Tip: If you need to get your chain restaurant fix while on Roatan, Bojangles Famous Chicken n Biscuits is the only chain on the island. Two can be found in Coxen Hole and one in French Harbour.
Many prominent business people live in French Harbour and it’s home to the biggest fishing fleet in the Caribbean, mostly shrimp & crab boats. Transportation shipping and various other industries make French Harbour the economic center of Roatan. More centrally located on the island, you can find several banking institutions, restaurants, hotels, resorts, supermarket, etc..
Tip: Traffic tends to be higher during the early morning commute in French Harbour and towards late afternoon. So, try to avoid the Los Fuertes area during this period of time. If you want great food, try Geo’s or Romeo’s.
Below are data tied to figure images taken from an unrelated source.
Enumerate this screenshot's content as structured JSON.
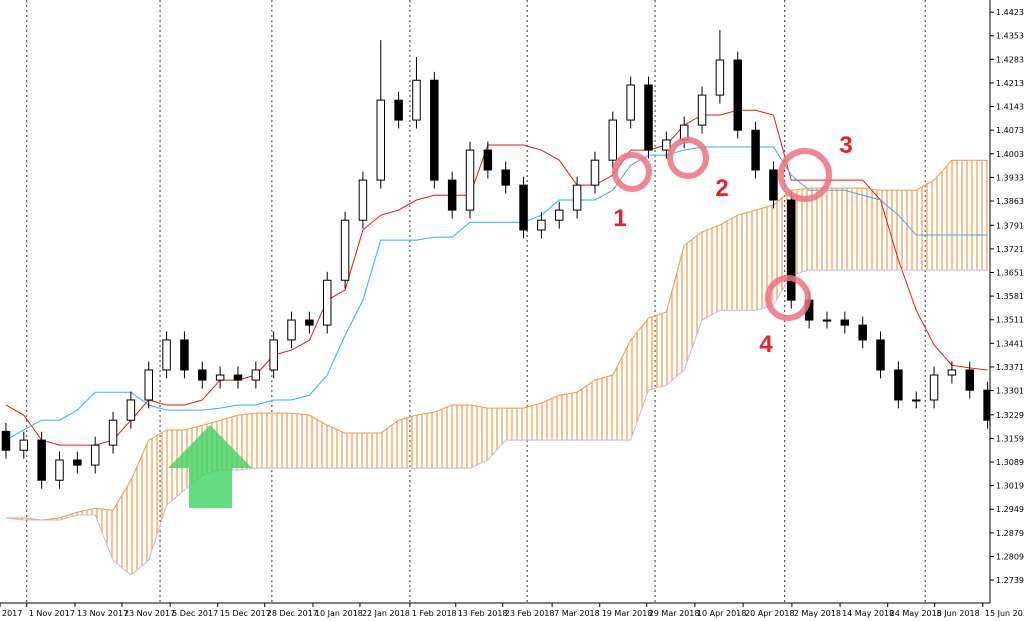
{
  "chart_data": {
    "type": "candlestick",
    "x": [
      1,
      4,
      7,
      10,
      13,
      16,
      19,
      22,
      25,
      28,
      31,
      34,
      37,
      40,
      43,
      46,
      49,
      52,
      55,
      58,
      61,
      64,
      67,
      70,
      73,
      76,
      79,
      82,
      85,
      88,
      91,
      94,
      97,
      100,
      103,
      106,
      109,
      112,
      115,
      118,
      121,
      124,
      127,
      130,
      133,
      136,
      139,
      142,
      145,
      148,
      151,
      154,
      157,
      160,
      163,
      166
    ],
    "open": [
      1.318,
      1.3124,
      1.3154,
      1.3035,
      1.3095,
      1.308,
      1.3139,
      1.3213,
      1.3273,
      1.3362,
      1.3451,
      1.3362,
      1.3332,
      1.3347,
      1.3332,
      1.3362,
      1.3451,
      1.351,
      1.3495,
      1.3628,
      1.3806,
      1.3925,
      1.4162,
      1.4103,
      1.4221,
      1.3925,
      1.3836,
      1.4014,
      1.3955,
      1.391,
      1.3777,
      1.3806,
      1.3836,
      1.391,
      1.3984,
      1.4103,
      1.4207,
      1.4014,
      1.4044,
      1.4088,
      1.4177,
      1.4281,
      1.4073,
      1.3955,
      1.3866,
      1.3569,
      1.351,
      1.351,
      1.3495,
      1.3451,
      1.3362,
      1.3273,
      1.3273,
      1.3347,
      1.3362,
      1.3302
    ],
    "high": [
      1.3205,
      1.3179,
      1.3179,
      1.312,
      1.312,
      1.3164,
      1.3238,
      1.3298,
      1.3387,
      1.3476,
      1.3476,
      1.3387,
      1.3372,
      1.3372,
      1.3387,
      1.3476,
      1.3535,
      1.3535,
      1.3653,
      1.3831,
      1.395,
      1.434,
      1.4187,
      1.429,
      1.4246,
      1.395,
      1.4039,
      1.4039,
      1.398,
      1.3935,
      1.3831,
      1.3861,
      1.3935,
      1.4009,
      1.4128,
      1.4232,
      1.4232,
      1.4069,
      1.4113,
      1.4202,
      1.437,
      1.4306,
      1.4098,
      1.398,
      1.3891,
      1.3594,
      1.3535,
      1.3535,
      1.352,
      1.3476,
      1.3387,
      1.3298,
      1.3372,
      1.3387,
      1.3387,
      1.3327
    ],
    "low": [
      1.3099,
      1.3099,
      1.301,
      1.301,
      1.3055,
      1.3055,
      1.3114,
      1.3188,
      1.3248,
      1.3337,
      1.3337,
      1.3307,
      1.3307,
      1.3307,
      1.3307,
      1.3337,
      1.3426,
      1.347,
      1.347,
      1.3603,
      1.3781,
      1.39,
      1.4078,
      1.4078,
      1.39,
      1.3811,
      1.3811,
      1.393,
      1.3885,
      1.3752,
      1.3752,
      1.3781,
      1.3811,
      1.3885,
      1.3959,
      1.4078,
      1.3989,
      1.3989,
      1.4019,
      1.4063,
      1.4152,
      1.4048,
      1.393,
      1.3841,
      1.3544,
      1.3485,
      1.3485,
      1.347,
      1.3426,
      1.3337,
      1.3248,
      1.3248,
      1.3248,
      1.3322,
      1.3277,
      1.3188
    ],
    "close": [
      1.3124,
      1.3154,
      1.3035,
      1.3095,
      1.308,
      1.3139,
      1.3213,
      1.3273,
      1.3362,
      1.3451,
      1.3362,
      1.3332,
      1.3347,
      1.3332,
      1.3362,
      1.3451,
      1.351,
      1.3495,
      1.3628,
      1.3806,
      1.3925,
      1.4162,
      1.4103,
      1.4221,
      1.3925,
      1.3836,
      1.4014,
      1.3955,
      1.391,
      1.3777,
      1.3806,
      1.3836,
      1.391,
      1.3984,
      1.4103,
      1.4207,
      1.4014,
      1.4044,
      1.4088,
      1.4177,
      1.4281,
      1.4073,
      1.3955,
      1.3866,
      1.3569,
      1.351,
      1.351,
      1.3495,
      1.3451,
      1.3362,
      1.3273,
      1.3273,
      1.3347,
      1.3362,
      1.3302,
      1.3213
    ],
    "up_color": "#ffffff",
    "down_color": "#000000",
    "series": [
      {
        "color": "#e8190f",
        "values": [
          1.3258,
          1.3228,
          1.3154,
          1.3139,
          1.3139,
          1.3139,
          1.3154,
          1.3213,
          1.3273,
          1.3258,
          1.3258,
          1.3273,
          1.3332,
          1.3332,
          1.3347,
          1.3406,
          1.3421,
          1.345,
          1.3569,
          1.3599,
          1.3777,
          1.3821,
          1.3836,
          1.3866,
          1.388,
          1.388,
          1.388,
          1.4029,
          1.4029,
          1.4029,
          1.4014,
          1.3984,
          1.391,
          1.391,
          1.394,
          1.4014,
          1.4014,
          1.4029,
          1.4088,
          1.4118,
          1.4118,
          1.4132,
          1.4132,
          1.4118,
          1.3925,
          1.3925,
          1.3925,
          1.3925,
          1.3925,
          1.3866,
          1.3688,
          1.3539,
          1.3436,
          1.3376,
          1.3368,
          1.3362
        ]
      },
      {
        "color": "#29b6e8",
        "values": [
          1.3154,
          1.3184,
          1.3213,
          1.3213,
          1.3243,
          1.3296,
          1.3296,
          1.3296,
          1.3258,
          1.3243,
          1.3243,
          1.3243,
          1.3249,
          1.3258,
          1.3258,
          1.3273,
          1.3273,
          1.3287,
          1.3347,
          1.3465,
          1.3569,
          1.3747,
          1.3747,
          1.3747,
          1.3756,
          1.3756,
          1.38,
          1.38,
          1.38,
          1.38,
          1.3821,
          1.3866,
          1.3866,
          1.3866,
          1.3895,
          1.3969,
          1.3999,
          1.3999,
          1.4014,
          1.4023,
          1.4023,
          1.4023,
          1.4023,
          1.4023,
          1.394,
          1.3895,
          1.3895,
          1.3895,
          1.388,
          1.3866,
          1.3821,
          1.3762,
          1.3762,
          1.3762,
          1.3762,
          1.3762
        ]
      },
      {
        "color": "#f29a4a",
        "cloud_color": "#f29a4a",
        "values": [
          1.2923,
          1.2923,
          1.2917,
          1.2923,
          1.294,
          1.2952,
          1.2946,
          1.3035,
          1.3154,
          1.3184,
          1.3184,
          1.3198,
          1.3213,
          1.3228,
          1.3234,
          1.3234,
          1.3234,
          1.3228,
          1.3198,
          1.3175,
          1.3175,
          1.3175,
          1.3213,
          1.3228,
          1.3237,
          1.3258,
          1.3258,
          1.3249,
          1.3249,
          1.3249,
          1.3264,
          1.3287,
          1.3296,
          1.3332,
          1.3347,
          1.345,
          1.3516,
          1.3534,
          1.3732,
          1.3771,
          1.3792,
          1.3821,
          1.3836,
          1.3851,
          1.3895,
          1.3901,
          1.3901,
          1.3901,
          1.3901,
          1.3895,
          1.3895,
          1.3895,
          1.3925,
          1.3984,
          1.3984,
          1.3984
        ]
      },
      {
        "color": "#d4b4d8",
        "values": [
          1.2923,
          1.2917,
          1.2917,
          1.2917,
          1.2932,
          1.2932,
          1.2798,
          1.2754,
          1.2798,
          1.2961,
          1.3006,
          1.305,
          1.3065,
          1.3065,
          1.3071,
          1.3071,
          1.3071,
          1.3071,
          1.3071,
          1.3071,
          1.3071,
          1.3071,
          1.3071,
          1.3071,
          1.3071,
          1.3071,
          1.3071,
          1.3095,
          1.3154,
          1.3154,
          1.3154,
          1.3154,
          1.3154,
          1.3154,
          1.3154,
          1.3154,
          1.3302,
          1.3317,
          1.3362,
          1.351,
          1.3539,
          1.3539,
          1.3539,
          1.3554,
          1.3643,
          1.3658,
          1.3658,
          1.3658,
          1.3658,
          1.3658,
          1.3658,
          1.3658,
          1.3658,
          1.3658,
          1.3658,
          1.3658
        ]
      }
    ],
    "xlim": [
      0,
      166.4
    ],
    "ylim": [
      1.2671,
      1.4459
    ],
    "separators": [
      4.5,
      26.9,
      45.7,
      68.9,
      88.6,
      110.1,
      131.9,
      155.5
    ],
    "xticks": [
      {
        "value": 0,
        "label": "2017"
      },
      {
        "value": 4.5,
        "label": "1 Nov 2017"
      },
      {
        "value": 12.6,
        "label": "13 Nov 2017"
      },
      {
        "value": 20.5,
        "label": "23 Nov 2017"
      },
      {
        "value": 28.6,
        "label": "5 Dec 2017"
      },
      {
        "value": 36.6,
        "label": "15 Dec 2017"
      },
      {
        "value": 44.5,
        "label": "28 Dec 2017"
      },
      {
        "value": 52.6,
        "label": "10 Jan 2018"
      },
      {
        "value": 60.5,
        "label": "22 Jan 2018"
      },
      {
        "value": 68.9,
        "label": "1 Feb 2018"
      },
      {
        "value": 76.6,
        "label": "13 Feb 2018"
      },
      {
        "value": 84.5,
        "label": "23 Feb 2018"
      },
      {
        "value": 92.8,
        "label": "7 Mar 2018"
      },
      {
        "value": 100.8,
        "label": "19 Mar 2018"
      },
      {
        "value": 108.7,
        "label": "29 Mar 2018"
      },
      {
        "value": 116.8,
        "label": "10 Apr 2018"
      },
      {
        "value": 124.9,
        "label": "20 Apr 2018"
      },
      {
        "value": 133.1,
        "label": "2 May 2018"
      },
      {
        "value": 141.2,
        "label": "14 May 2018"
      },
      {
        "value": 149.2,
        "label": "24 May 2018"
      },
      {
        "value": 157.1,
        "label": "5 Jun 2018"
      },
      {
        "value": 165.2,
        "label": "15 Jun 2018"
      }
    ],
    "yticks": [
      {
        "value": 1.4423,
        "label": "1.44230"
      },
      {
        "value": 1.4353,
        "label": "1.43530"
      },
      {
        "value": 1.4283,
        "label": "1.42830"
      },
      {
        "value": 1.4213,
        "label": "1.42130"
      },
      {
        "value": 1.4143,
        "label": "1.41430"
      },
      {
        "value": 1.4073,
        "label": "1.40730"
      },
      {
        "value": 1.4003,
        "label": "1.40030"
      },
      {
        "value": 1.3933,
        "label": "1.39330"
      },
      {
        "value": 1.3863,
        "label": "1.38630"
      },
      {
        "value": 1.3791,
        "label": "1.37910"
      },
      {
        "value": 1.3721,
        "label": "1.37210"
      },
      {
        "value": 1.3651,
        "label": "1.36510"
      },
      {
        "value": 1.3581,
        "label": "1.35810"
      },
      {
        "value": 1.3511,
        "label": "1.35110"
      },
      {
        "value": 1.3441,
        "label": "1.34410"
      },
      {
        "value": 1.3371,
        "label": "1.33710"
      },
      {
        "value": 1.3301,
        "label": "1.33010"
      },
      {
        "value": 1.3229,
        "label": "1.32290"
      },
      {
        "value": 1.3159,
        "label": "1.31590"
      },
      {
        "value": 1.3089,
        "label": "1.30890"
      },
      {
        "value": 1.3019,
        "label": "1.30190"
      },
      {
        "value": 1.2949,
        "label": "1.29490"
      },
      {
        "value": 1.2879,
        "label": "1.28790"
      },
      {
        "value": 1.2809,
        "label": "1.28090"
      },
      {
        "value": 1.2739,
        "label": "1.27390"
      }
    ],
    "annotations": [
      {
        "text": "1",
        "color": "#e8202a",
        "circle_color": "#f07080"
      },
      {
        "text": "2",
        "color": "#e8202a",
        "circle_color": "#f07080"
      },
      {
        "text": "3",
        "color": "#e8202a",
        "circle_color": "#f07080"
      },
      {
        "text": "4",
        "color": "#e8202a",
        "circle_color": "#f07080"
      }
    ]
  }
}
The seaside fishing village is one of the original settlements on the island. All commuting is done by boat in this area. Jonesville is popular due to the mangroves and picturesque landscape. The mangrove tunnels cruise is highly recommended if you wish to get a sense of Roatan’s traditional communities. Many expats are steadily making the village their home.
Tip: The Hole in The Wall is a must if you are on the Mangrove Tunnels Cruise. Only accessible by boat, the dockside restaurant boasts great local seafood and steak. All you can eat Sunday dinners!